Covid income support grants causing site skills shortages


An increased level of self-employed construction workers claiming Covid income support grants are creating skills shortages across the sector

Contractor bodies have become so concerned about the looming skills shortage that they are lobbying MPs for a reform of the Self-Employment Income Support Scheme (SEISS).

Latest government figures show 659,000 self-employed construction workers claimed £2.3bn in grants during last December alone.

The Association of Brickwork Contractors has been contacted by a number of firms worried about the situation.

Association chief executive officer Eve Livett said the Covid income support scheme was crucial during the first lockdown but has been open to abuse since as the industry continued working during subsequent shutdowns.

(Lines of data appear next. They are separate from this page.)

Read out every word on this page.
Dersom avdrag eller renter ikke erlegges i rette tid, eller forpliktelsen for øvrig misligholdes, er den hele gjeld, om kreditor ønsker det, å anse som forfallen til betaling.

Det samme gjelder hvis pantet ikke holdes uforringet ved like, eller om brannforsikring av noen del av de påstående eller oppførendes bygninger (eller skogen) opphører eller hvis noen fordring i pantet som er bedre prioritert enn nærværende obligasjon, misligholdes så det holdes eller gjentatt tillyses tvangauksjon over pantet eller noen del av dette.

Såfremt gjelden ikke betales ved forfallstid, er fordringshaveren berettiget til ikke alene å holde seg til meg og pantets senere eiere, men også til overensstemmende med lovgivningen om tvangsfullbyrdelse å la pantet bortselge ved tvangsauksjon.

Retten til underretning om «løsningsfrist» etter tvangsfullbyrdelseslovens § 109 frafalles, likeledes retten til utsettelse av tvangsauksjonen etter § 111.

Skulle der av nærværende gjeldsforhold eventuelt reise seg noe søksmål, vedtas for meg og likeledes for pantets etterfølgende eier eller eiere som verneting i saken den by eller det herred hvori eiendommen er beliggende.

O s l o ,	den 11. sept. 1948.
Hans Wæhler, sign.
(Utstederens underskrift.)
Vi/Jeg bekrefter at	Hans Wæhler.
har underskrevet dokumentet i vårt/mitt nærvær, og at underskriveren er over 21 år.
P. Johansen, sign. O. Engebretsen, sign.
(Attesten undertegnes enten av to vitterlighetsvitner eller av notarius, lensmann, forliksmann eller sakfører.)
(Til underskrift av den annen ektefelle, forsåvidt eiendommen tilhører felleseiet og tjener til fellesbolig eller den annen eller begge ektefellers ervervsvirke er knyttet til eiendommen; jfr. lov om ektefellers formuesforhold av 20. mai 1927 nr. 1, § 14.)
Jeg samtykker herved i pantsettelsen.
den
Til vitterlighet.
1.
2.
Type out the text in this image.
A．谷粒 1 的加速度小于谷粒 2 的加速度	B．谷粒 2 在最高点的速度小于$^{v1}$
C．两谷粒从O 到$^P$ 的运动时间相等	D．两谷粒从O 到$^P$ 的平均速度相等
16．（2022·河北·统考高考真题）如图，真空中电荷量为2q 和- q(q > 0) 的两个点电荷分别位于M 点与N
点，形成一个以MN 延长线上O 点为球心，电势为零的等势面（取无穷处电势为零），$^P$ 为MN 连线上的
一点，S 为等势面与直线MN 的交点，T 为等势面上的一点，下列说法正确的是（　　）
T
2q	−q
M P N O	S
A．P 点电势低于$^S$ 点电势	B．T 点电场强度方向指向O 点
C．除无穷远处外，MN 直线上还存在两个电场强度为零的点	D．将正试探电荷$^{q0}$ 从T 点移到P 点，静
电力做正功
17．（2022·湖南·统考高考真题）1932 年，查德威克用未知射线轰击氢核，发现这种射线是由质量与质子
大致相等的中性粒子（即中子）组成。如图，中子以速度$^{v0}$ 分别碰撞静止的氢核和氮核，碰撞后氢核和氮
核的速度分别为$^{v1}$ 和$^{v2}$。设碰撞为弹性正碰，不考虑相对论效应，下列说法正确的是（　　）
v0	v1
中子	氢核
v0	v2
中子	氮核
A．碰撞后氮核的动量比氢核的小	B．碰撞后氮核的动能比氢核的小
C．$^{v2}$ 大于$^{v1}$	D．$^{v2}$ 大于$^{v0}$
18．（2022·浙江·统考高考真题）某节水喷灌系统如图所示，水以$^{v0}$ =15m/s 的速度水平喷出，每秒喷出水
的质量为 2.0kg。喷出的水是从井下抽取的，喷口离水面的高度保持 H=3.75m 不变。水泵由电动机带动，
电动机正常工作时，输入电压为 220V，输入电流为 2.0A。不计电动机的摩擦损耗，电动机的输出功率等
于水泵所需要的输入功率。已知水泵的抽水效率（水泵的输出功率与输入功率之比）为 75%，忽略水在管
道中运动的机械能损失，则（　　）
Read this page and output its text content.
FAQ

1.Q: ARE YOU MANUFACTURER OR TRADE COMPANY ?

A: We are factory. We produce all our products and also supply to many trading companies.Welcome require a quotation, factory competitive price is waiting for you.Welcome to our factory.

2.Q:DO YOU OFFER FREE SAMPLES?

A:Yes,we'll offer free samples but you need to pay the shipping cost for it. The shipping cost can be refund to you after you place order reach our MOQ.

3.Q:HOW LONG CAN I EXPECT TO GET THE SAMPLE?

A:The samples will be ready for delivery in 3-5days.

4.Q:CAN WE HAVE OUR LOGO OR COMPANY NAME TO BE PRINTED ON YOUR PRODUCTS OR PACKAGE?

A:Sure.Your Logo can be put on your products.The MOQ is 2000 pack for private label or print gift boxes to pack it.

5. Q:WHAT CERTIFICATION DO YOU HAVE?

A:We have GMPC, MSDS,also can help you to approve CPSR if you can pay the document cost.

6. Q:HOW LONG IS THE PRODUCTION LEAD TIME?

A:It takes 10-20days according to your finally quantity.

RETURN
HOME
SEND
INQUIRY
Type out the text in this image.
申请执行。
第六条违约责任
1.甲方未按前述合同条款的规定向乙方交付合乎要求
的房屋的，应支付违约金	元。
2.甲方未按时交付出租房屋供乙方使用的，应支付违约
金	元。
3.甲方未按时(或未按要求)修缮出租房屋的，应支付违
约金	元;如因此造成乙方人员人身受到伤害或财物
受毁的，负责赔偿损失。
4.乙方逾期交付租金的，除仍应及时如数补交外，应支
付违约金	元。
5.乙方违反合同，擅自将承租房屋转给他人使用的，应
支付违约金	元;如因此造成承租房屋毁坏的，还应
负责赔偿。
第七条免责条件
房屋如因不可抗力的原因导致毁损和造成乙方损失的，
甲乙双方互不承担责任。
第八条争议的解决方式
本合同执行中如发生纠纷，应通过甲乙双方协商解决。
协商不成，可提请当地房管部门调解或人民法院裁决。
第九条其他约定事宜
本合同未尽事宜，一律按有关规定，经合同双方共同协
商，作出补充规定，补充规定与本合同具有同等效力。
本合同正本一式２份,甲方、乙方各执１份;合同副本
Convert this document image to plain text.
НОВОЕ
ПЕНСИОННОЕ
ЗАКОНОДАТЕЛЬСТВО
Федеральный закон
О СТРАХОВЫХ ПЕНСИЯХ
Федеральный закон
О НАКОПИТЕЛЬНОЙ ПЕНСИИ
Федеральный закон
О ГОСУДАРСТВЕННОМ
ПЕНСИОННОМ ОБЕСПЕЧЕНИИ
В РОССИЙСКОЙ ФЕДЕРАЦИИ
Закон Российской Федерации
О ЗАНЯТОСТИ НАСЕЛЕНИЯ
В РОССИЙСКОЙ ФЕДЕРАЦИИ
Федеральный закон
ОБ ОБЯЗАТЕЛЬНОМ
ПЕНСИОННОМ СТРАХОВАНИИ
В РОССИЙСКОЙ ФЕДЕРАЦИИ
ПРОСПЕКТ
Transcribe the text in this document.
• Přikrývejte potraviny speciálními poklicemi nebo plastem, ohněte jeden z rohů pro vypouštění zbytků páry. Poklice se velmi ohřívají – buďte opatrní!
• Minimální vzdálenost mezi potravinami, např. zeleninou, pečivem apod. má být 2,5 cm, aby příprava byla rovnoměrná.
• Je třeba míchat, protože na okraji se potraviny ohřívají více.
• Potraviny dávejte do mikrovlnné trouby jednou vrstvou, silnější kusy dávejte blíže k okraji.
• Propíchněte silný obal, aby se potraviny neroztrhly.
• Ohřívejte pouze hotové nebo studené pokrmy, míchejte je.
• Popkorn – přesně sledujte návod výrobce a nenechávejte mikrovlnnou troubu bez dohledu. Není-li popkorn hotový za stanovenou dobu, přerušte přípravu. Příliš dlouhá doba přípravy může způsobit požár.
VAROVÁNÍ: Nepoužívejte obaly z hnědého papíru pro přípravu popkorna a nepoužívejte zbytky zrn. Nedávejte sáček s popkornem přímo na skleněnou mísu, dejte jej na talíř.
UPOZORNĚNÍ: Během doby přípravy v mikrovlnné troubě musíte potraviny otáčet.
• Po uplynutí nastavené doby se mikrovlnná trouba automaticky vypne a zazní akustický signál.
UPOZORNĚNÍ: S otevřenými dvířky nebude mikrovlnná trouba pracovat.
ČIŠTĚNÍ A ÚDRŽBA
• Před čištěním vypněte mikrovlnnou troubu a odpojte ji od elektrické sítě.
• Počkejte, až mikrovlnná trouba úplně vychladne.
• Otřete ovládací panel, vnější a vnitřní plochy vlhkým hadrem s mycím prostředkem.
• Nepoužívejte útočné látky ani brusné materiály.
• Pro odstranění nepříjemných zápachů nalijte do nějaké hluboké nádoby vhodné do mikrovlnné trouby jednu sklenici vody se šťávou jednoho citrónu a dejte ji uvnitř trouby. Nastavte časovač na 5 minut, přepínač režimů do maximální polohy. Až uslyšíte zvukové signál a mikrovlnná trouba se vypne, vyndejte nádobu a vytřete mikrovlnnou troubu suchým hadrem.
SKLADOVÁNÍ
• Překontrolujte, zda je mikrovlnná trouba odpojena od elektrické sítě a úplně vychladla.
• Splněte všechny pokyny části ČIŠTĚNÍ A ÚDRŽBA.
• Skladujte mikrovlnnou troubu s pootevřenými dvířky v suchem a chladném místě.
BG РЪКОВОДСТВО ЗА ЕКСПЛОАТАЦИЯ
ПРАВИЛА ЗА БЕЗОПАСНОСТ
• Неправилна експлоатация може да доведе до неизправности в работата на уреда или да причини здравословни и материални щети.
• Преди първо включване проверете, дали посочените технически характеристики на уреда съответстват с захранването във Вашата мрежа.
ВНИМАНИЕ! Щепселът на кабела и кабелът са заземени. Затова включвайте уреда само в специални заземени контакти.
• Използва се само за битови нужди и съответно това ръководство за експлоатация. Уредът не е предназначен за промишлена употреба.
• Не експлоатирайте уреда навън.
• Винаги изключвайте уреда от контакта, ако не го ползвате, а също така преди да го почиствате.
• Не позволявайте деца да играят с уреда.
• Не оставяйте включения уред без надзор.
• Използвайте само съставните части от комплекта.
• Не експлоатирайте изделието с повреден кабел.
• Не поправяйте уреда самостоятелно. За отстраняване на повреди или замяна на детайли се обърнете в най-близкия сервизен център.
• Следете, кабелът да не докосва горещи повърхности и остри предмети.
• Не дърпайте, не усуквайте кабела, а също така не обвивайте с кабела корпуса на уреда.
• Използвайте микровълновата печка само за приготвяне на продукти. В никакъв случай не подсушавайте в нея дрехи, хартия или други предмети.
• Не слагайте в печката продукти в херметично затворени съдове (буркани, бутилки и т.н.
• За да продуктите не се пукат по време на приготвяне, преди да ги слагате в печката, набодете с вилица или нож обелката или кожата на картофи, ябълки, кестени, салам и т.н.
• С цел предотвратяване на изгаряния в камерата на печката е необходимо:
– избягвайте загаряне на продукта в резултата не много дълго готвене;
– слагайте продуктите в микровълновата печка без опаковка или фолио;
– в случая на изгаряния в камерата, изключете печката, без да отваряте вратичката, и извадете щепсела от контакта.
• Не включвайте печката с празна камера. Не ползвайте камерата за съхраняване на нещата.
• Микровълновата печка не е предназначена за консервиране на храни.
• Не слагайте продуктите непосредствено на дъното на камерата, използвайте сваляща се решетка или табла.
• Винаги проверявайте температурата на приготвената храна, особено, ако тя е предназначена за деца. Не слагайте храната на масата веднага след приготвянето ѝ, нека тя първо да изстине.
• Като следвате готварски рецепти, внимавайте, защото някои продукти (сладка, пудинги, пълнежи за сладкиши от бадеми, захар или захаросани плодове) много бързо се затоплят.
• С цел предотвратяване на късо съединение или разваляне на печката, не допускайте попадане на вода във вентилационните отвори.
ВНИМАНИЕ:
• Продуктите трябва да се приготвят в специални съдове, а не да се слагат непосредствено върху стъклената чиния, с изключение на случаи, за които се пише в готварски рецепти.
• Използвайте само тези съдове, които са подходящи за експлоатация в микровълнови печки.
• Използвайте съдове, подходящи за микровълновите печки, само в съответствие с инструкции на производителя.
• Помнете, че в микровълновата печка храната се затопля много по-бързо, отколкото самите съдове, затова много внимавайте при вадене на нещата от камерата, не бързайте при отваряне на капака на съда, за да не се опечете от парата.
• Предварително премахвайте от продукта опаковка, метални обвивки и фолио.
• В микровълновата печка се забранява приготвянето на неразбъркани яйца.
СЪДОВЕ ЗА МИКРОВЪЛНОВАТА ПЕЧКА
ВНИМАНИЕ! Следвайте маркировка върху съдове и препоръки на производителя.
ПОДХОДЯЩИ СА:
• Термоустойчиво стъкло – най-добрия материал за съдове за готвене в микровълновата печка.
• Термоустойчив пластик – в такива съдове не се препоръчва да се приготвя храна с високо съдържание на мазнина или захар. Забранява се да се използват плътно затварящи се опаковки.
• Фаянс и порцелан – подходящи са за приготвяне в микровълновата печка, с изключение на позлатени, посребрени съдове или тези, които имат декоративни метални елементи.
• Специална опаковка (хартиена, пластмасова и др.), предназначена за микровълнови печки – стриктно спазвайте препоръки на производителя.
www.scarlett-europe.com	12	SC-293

‘Counterproductive for our industry’

Livett said: “These grant payments appear to have been designed to be very accessible with criteria and benchmarks for approval set very low.

“Whilst this was key to ensuring financial stability for workers in the initial lockdown period, this is now demonstrably counterproductive for our industry and it is felt that a shift in strategy is required in order to mitigate the issues arising from it.

“As the trade body for brickwork contractors, we have had reports of workers successfully applying for grants despite demand for work being unaffected, with the workers themselves continuing to work throughout.”

One brickwork contractor added: “These payments have caused a situation where workers don’t need to work.

“Some foreign workers have taken the money and disappeared back home with no plans to return and it is causing catastrophic labour shortages.”

The drylining sector is also being hit hard by skills shortages.

‘Boris money’ causing site skills shortages

One specialist commented: “We usually have a large pool of labour-only subcontractors we can call on but a lot are telling us they have enough ‘Boris Money’ to keep them going for a while.

“Some European workers have also gone home while others are picking and choosing when and what work to do.”

The average claim in December was just under £3,500.

A union source added: “There are certainly issues with some European workers not coming back post-Brexit and with the Covid travel restrictions.

“But most people in construction want to work and earn their money keeping the sites going.”